India has imposed a ban on sugar exports until September 2026 in a major policy move aimed at protecting domestic supply and preventing a rise in food prices. The decision comes amid concerns over lower production forecasts, increasing domestic demand, and uncertainty surrounding global weather and geopolitical conditions.
The notification issued by the Directorate General of Foreign Trade (DGFT) stated that exports of raw sugar, white sugar, and refined sugar have now been shifted from the “restricted” category to “prohibited.” The restriction took effect immediately and will remain in place until further orders or until September 30, 2026.

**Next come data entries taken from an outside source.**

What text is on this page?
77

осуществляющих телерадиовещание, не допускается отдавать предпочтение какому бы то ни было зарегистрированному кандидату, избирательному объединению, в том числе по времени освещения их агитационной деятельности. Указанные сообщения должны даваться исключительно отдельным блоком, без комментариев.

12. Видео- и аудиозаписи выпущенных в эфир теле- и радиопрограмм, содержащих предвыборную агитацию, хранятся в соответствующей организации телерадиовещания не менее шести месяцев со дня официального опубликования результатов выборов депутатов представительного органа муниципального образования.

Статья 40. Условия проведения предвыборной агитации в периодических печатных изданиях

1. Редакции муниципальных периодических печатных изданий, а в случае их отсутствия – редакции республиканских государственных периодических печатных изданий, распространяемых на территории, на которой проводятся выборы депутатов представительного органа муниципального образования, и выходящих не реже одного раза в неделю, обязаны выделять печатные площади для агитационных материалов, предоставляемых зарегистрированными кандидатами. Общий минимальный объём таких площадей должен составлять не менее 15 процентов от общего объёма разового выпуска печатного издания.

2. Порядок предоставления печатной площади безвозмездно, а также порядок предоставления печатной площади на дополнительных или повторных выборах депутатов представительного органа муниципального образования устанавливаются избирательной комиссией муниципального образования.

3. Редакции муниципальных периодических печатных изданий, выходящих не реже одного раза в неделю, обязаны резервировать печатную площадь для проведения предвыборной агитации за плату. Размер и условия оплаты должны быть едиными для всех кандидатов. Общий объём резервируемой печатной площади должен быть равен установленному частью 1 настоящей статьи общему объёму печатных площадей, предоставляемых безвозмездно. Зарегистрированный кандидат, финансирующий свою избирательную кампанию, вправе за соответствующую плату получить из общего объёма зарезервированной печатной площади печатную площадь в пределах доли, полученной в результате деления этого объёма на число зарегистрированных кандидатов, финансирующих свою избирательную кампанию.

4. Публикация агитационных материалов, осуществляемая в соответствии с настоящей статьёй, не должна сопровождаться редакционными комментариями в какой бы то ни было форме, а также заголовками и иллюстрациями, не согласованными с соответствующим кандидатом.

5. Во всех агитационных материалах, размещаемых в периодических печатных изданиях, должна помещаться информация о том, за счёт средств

Government officials said the decision was taken after reviewing domestic stock levels and future production estimates. Experts believe the move is intended to avoid shortages in the local market and reduce the risk of inflation, especially during the coming festive and high-demand seasons.

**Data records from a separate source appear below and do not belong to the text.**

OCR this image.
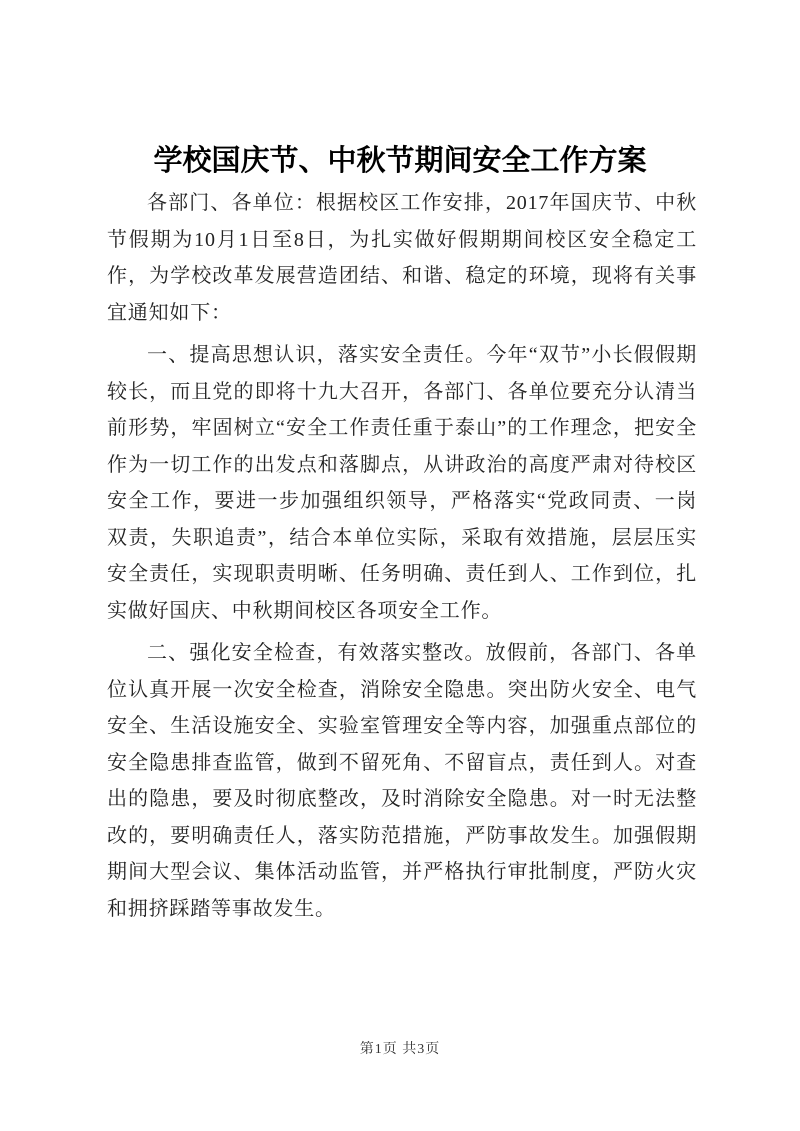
学校国庆节、中秋节期间安全工作方案

各部门、各单位：根据校区工作安排，2017年国庆节、中秋节假期为10月1日至8日，为扎实做好假期期间校区安全稳定工作，为学校改革发展营造团结、和谐、稳定的环境，现将有关事宜通知如下：

一、提高思想认识，落实安全责任。今年“双节”小长假假期较长，而且党的即将十九大召开，各部门、各单位要充分认清当前形势，牢固树立“安全工作责任重于泰山”的工作理念，把安全作为一切工作的出发点和落脚点，从讲政治的高度严肃对待校区安全工作，要进一步加强组织领导，严格落实“党政同责、一岗双责，失职追责”，结合本单位实际，采取有效措施，层层压实安全责任，实现职责明晰、任务明确、责任到人、工作到位，扎实做好国庆、中秋期间校区各项安全工作。

二、强化安全检查，有效落实整改。放假前，各部门、各单位认真开展一次安全检查，消除安全隐患。突出防火安全、电气安全、生活设施安全、实验室管理安全等内容，加强重点部位的安全隐患排查监管，做到不留死角、不留盲点，责任到人。对查出的隐患，要及时彻底整改，及时消除安全隐患。对一时无法整改的，要明确责任人，落实防范措施，严防事故发生。加强假期期间大型会议、集体活动监管，并严格执行审批制度，严防火灾和拥挤踩踏等事故发生。

第1页 共3页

India is one of the world’s largest sugar producers and exporters. However, current estimates suggest that sugar production during the 2025-26 season may remain lower than earlier expectations. Industry projections indicate that total production could stand at around 275 lakh tonnes, while domestic consumption is expected to reach nearly 280 lakh tonnes.

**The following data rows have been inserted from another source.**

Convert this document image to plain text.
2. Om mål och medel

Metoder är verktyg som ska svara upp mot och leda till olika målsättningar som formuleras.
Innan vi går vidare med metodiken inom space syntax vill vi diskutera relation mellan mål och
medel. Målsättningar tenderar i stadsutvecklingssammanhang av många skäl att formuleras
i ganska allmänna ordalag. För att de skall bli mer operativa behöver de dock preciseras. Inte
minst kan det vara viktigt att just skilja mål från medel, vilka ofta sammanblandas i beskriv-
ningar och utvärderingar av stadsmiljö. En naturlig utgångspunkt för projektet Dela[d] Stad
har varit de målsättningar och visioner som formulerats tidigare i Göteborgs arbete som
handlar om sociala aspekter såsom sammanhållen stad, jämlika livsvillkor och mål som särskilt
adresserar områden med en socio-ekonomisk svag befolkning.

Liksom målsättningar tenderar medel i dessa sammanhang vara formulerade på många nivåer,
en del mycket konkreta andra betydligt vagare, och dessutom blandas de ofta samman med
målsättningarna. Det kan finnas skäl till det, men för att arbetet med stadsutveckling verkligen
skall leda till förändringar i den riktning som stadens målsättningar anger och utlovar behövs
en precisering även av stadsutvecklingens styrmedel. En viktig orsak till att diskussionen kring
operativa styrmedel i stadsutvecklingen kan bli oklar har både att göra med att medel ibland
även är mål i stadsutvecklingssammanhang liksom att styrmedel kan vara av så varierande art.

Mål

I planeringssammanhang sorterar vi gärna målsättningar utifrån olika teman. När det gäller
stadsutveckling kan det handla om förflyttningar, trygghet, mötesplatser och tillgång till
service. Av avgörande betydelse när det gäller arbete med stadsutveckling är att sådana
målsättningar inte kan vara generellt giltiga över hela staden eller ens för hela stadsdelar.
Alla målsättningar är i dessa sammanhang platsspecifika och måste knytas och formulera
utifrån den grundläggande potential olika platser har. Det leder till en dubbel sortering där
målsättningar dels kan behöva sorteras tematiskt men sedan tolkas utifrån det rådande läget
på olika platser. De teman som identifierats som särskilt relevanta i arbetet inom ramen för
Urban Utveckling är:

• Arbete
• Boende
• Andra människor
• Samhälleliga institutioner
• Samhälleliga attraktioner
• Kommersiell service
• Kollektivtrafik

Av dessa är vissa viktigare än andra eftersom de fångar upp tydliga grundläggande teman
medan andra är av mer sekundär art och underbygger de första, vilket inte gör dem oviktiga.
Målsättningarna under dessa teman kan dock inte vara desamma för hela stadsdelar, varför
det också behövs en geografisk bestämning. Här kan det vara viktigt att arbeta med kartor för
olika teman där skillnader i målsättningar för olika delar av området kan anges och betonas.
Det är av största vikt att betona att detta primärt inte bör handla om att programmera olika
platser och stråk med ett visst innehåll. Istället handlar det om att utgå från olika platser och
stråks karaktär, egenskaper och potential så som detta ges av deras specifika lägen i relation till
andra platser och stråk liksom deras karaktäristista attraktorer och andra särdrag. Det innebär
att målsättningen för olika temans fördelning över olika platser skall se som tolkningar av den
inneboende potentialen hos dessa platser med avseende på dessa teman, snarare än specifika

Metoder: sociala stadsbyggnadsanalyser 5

When opening stock is included, the country’s total sugar availability may reach around 325 lakh tonnes. Even then, closing stock levels could fall to nearly 45 lakh tonnes by the end of the season, one of the lowest levels recorded in recent years. Analysts say the government wants to avoid a repeat of situations where low stock levels led to price spikes in the domestic market.
Weather conditions are also contributing to concerns. Experts have warned that the possible impact of El Niño may weaken rainfall in the coming months, which could affect sugarcane cultivation in several producing states. In addition, the ongoing tensions in the Middle East have raised fears of disruptions in fertilizer supply and higher agricultural input costs.
The government clarified that shipments already in progress before the order came into effect may still be allowed. Sugar exports under special agreements or for food security purposes may also be approved on a case-by-case basis. Exports to the European Union and the United States under existing quota arrangements will continue as per previous commitments.
The decision has triggered strong reactions in global commodity markets. Following the announcement, raw sugar futures in New York rose sharply, while white sugar prices in London also recorded gains. Since India plays a major role in the international sugar trade, any restriction on exports affects global supply chains, particularly in Asian and African markets that depend on Indian sugar.
Industry representatives have expressed concern over the sudden policy shift. Several sugar mills and exporters had reportedly signed contracts with overseas buyers before the ban was announced. They now face uncertainty regarding shipments, pricing, and future business planning.
Economists, however, say the government is prioritizing food security and price stability over export earnings. Rising food inflation remains a major concern, and controlling essential commodity prices is considered important for protecting consumers.